The analysis revealed that human exposure to glyphosate has grown by 500% in the past 20 years. Typically, glyphosate is sprayed on corn, soy, oats and wheat. Professor Paul J. Mills, the lead author of the study explains the findings: “The data compares excretion levels of glyphosate and its metabolite aminomethylphosphonic acid (AMPA) in the human body over a 23-year time span, starting in 1993, just before the introduction of genetically modified crops into the United States,” he says.

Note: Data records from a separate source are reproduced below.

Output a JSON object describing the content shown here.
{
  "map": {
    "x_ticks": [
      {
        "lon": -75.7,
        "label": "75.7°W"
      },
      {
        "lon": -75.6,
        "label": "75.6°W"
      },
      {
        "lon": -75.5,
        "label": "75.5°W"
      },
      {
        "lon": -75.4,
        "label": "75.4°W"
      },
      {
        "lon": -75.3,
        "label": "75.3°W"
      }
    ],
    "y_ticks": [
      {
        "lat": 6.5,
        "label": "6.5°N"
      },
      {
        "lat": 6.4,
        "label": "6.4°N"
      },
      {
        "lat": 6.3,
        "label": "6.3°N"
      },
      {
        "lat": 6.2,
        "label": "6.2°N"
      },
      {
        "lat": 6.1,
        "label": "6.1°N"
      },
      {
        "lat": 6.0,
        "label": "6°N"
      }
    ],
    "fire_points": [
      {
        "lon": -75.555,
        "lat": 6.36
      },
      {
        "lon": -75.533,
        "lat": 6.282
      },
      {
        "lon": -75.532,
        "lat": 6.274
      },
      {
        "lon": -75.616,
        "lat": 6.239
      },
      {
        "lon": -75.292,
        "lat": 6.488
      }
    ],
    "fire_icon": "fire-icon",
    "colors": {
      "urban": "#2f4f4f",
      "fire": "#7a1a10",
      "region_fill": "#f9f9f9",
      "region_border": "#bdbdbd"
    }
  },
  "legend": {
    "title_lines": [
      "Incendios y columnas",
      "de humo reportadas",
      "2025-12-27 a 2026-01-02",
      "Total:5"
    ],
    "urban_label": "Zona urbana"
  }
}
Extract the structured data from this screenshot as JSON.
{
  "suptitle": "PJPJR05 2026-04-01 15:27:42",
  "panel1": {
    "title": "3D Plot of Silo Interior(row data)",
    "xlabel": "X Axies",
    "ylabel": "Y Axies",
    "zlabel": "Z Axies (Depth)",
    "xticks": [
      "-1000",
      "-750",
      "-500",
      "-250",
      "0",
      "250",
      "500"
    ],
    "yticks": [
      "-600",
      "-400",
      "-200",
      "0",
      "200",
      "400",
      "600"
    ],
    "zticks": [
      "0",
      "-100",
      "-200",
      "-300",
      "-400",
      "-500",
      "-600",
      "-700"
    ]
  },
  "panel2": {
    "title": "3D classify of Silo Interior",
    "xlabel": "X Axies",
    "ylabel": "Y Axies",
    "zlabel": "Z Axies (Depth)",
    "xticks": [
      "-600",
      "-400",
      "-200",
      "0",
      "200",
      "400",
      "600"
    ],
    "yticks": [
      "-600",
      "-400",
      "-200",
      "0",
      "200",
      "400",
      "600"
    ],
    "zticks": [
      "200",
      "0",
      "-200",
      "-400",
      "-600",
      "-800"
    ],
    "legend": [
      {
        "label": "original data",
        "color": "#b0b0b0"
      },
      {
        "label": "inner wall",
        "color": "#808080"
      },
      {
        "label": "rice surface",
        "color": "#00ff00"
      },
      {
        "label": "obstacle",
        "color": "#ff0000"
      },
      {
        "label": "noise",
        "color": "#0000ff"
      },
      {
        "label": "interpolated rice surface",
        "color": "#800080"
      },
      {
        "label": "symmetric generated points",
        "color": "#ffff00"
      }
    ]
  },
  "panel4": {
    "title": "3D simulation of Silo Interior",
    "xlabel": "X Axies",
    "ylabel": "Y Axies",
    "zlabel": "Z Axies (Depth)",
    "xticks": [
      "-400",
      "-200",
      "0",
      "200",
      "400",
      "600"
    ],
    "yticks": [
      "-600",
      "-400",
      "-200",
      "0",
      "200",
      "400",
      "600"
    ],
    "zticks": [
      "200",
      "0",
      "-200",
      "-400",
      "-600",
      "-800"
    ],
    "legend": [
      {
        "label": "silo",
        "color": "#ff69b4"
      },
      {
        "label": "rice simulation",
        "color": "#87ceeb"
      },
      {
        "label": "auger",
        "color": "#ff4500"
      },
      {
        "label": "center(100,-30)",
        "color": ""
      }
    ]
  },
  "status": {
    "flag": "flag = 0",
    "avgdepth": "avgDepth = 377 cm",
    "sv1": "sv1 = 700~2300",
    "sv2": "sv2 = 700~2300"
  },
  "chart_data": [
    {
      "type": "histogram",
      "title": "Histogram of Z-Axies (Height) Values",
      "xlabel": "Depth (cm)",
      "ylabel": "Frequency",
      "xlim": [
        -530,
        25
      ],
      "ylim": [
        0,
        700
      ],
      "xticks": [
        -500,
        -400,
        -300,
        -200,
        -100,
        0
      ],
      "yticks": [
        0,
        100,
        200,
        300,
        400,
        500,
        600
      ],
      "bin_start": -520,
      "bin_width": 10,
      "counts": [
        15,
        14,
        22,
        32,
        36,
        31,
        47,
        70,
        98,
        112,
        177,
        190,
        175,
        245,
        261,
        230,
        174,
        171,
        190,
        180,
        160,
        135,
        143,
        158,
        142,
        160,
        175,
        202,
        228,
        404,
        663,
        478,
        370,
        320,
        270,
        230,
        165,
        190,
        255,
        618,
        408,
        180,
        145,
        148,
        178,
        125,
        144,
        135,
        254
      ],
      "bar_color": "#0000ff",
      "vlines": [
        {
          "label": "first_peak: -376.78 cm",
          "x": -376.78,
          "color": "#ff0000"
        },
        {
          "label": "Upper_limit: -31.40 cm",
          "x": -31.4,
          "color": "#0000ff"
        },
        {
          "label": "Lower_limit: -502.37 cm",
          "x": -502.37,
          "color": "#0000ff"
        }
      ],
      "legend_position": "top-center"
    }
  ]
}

“What we saw was that prior to the introduction of genetically modified foods, very few people had detectable levels of glyphosate,” Mills continues. “As of 2016, 70 percent of the study cohort had detectable levels.”

Previous studies have examined the repercussions of glyphosate on animal health, which prove that regular exposure to herbicides containing glyphosate leads to health issues such as liver disorders. So far, little study has been done around the human connection to dangerous herbicides.

Mills says more awareness is needed around this issue. “The public needs to be better informed of the potential risks of the numerous herbicides sprayed onto our food supply so that we can make educated decisions on when we need to reduce or eliminate exposure to potentially harmful compounds,” he states. “Our exposure to these chemicals has increased significantly over the years but most people are unaware that they are consuming them through their diet.”